Talvez, venha a descobrir que ele já a amava antes de vê-la, pois a conhecia através de Shoka, o pai da menina, e dos bolos que ela fazia. Aliás, Shurei é boa cozinheira. Este atributo é raro em heroínas padrão de shoujo mangá. Submete-se à tutela exigente da moça, mas acaba por passar as noites no quarto dela. Como imperador, ele poderia fazer isso sem problema, só que ele usa como desculpa o fato de ter medo da escuridão e das noites solitárias desde que perdeu a única pessoa que o amou, seu irmão mais velho.


Percebam que é por isso que todas as noites ele leva um guarda para seus aposentos, despertando suspeitas sobre a sua orientação sexual. Embora o imperador negue, eu duvido que ele não seja tão virgem como Shurei. Ele finge mutias coisas (*e talvez a autora tenha exagerado nas competências do imperador*), mas nesse quesito... O problema é que, ao que parece, o romance deles vai se desenrolar muuuuuiiiiito lentamente.
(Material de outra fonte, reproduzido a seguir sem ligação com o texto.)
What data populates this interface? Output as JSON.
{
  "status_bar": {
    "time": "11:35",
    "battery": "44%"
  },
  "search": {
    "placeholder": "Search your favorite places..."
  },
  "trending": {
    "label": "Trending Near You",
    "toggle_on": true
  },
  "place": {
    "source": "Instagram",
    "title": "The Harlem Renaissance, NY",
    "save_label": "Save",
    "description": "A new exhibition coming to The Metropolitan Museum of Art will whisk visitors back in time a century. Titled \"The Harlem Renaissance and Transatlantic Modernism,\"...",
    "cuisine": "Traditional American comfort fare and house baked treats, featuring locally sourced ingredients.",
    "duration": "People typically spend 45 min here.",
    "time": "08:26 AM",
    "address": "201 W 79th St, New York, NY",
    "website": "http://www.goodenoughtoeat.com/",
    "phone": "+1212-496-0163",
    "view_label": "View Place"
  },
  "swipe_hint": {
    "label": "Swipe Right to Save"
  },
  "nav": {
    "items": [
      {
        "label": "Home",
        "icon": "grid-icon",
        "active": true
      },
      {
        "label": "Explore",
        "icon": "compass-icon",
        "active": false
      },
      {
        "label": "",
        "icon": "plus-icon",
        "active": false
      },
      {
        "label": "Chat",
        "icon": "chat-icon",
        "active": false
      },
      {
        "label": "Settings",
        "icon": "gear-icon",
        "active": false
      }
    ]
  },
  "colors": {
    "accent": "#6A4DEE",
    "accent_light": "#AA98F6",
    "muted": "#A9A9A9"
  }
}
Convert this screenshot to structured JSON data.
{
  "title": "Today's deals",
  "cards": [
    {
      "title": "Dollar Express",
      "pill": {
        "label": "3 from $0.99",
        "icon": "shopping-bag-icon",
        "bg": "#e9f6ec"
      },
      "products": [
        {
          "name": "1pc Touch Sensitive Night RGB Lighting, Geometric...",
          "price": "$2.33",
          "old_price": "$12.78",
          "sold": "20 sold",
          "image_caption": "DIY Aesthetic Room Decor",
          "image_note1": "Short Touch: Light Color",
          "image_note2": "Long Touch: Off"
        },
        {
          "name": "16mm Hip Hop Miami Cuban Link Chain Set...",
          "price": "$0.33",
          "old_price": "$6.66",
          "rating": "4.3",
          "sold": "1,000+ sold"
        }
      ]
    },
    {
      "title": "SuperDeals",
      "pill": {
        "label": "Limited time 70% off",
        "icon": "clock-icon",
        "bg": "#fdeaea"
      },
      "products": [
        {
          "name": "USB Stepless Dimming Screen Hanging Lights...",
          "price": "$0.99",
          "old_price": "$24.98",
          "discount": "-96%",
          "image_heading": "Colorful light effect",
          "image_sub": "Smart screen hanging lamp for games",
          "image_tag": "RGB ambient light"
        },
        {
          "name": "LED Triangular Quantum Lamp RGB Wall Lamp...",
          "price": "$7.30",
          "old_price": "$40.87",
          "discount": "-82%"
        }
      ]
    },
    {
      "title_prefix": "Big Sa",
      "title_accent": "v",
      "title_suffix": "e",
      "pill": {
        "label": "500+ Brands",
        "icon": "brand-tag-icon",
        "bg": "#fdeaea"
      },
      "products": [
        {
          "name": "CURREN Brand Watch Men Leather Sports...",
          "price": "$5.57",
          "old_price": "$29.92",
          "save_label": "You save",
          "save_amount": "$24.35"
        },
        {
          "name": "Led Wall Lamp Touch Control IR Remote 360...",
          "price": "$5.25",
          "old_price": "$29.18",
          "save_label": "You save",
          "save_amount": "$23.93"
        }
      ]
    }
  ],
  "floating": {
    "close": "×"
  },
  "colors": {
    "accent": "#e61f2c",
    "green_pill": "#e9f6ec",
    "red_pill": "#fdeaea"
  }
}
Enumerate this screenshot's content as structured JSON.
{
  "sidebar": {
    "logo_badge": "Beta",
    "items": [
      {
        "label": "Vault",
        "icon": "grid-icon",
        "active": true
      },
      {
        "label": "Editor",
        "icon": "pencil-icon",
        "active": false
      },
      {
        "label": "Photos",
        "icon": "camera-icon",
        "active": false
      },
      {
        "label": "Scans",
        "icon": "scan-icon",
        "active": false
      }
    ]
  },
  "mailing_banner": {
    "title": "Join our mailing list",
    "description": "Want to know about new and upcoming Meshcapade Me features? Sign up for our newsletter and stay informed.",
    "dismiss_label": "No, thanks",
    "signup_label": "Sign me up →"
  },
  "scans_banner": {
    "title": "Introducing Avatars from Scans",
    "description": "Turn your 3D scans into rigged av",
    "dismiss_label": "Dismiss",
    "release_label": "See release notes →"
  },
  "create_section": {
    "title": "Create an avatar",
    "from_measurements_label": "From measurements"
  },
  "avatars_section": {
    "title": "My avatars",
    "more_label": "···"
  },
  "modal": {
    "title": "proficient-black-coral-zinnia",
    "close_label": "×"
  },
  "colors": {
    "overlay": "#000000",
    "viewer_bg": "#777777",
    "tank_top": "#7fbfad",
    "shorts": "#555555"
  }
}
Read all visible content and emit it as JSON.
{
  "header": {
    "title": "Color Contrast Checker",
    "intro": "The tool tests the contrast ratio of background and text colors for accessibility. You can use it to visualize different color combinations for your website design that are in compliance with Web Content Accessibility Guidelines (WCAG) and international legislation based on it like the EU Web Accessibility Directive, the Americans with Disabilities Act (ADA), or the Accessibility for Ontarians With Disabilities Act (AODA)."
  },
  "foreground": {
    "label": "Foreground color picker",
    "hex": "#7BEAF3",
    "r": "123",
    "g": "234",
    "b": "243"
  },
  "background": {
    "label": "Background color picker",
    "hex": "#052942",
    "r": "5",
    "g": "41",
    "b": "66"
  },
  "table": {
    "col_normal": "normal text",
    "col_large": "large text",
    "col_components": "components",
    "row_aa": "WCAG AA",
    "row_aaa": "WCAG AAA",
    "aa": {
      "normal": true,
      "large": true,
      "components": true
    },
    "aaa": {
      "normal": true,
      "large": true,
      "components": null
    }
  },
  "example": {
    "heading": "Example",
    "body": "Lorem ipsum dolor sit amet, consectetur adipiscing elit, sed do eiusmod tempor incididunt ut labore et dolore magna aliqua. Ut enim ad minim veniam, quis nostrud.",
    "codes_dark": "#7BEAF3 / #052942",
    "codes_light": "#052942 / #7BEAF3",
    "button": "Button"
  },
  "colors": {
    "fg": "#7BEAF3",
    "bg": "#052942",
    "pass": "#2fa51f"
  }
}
Mas é muito fofinha a relação dos dois, a forma como as autoras vão tecendo, palavras e imagens, e há uma outra cena clichê – afinal, já vi de Anatolia Story à Jane Eyre – que eu adoro. Quando o mocinho pede que a mocinha lhe chame pelo nome. Que pelo menos alguém deveria chamá-lo pelo seu nome. No caso do jovem imperador, fazia muito, muito tempo que ninguém o chamava de Riyuki... Na verdade, Riyuki teve uma infância muito, muito infeliz.

Só que o jovem imperador é extremamente desastrado e não sabe como agir com Shurei em questões amorosas/sexuais. Mas é bom ver romance e não necessariamente avanços pervertidos do personagem masculino principal. Já me basta Black Bird. Já Shurei achava que o rapaz era homossexual (*e se apega a isso como forma de proteger sua virtude*) e, apesar de não ser, se considera feia e grosseira. E, claro, existe um terceiro vértice nesse triângulo, Seiran, o fiel servidor de Shurei. Seiran é o irmão perdido de Riyuki e Shoka, pai de Shurei, o protegeu todos esses anos, assim como ao jovem imperador. Uma das coisas que descobrimos lendo Saiunkoku é que os sujeitos podem não ser o que parecem. Isso é ótimo, aliás.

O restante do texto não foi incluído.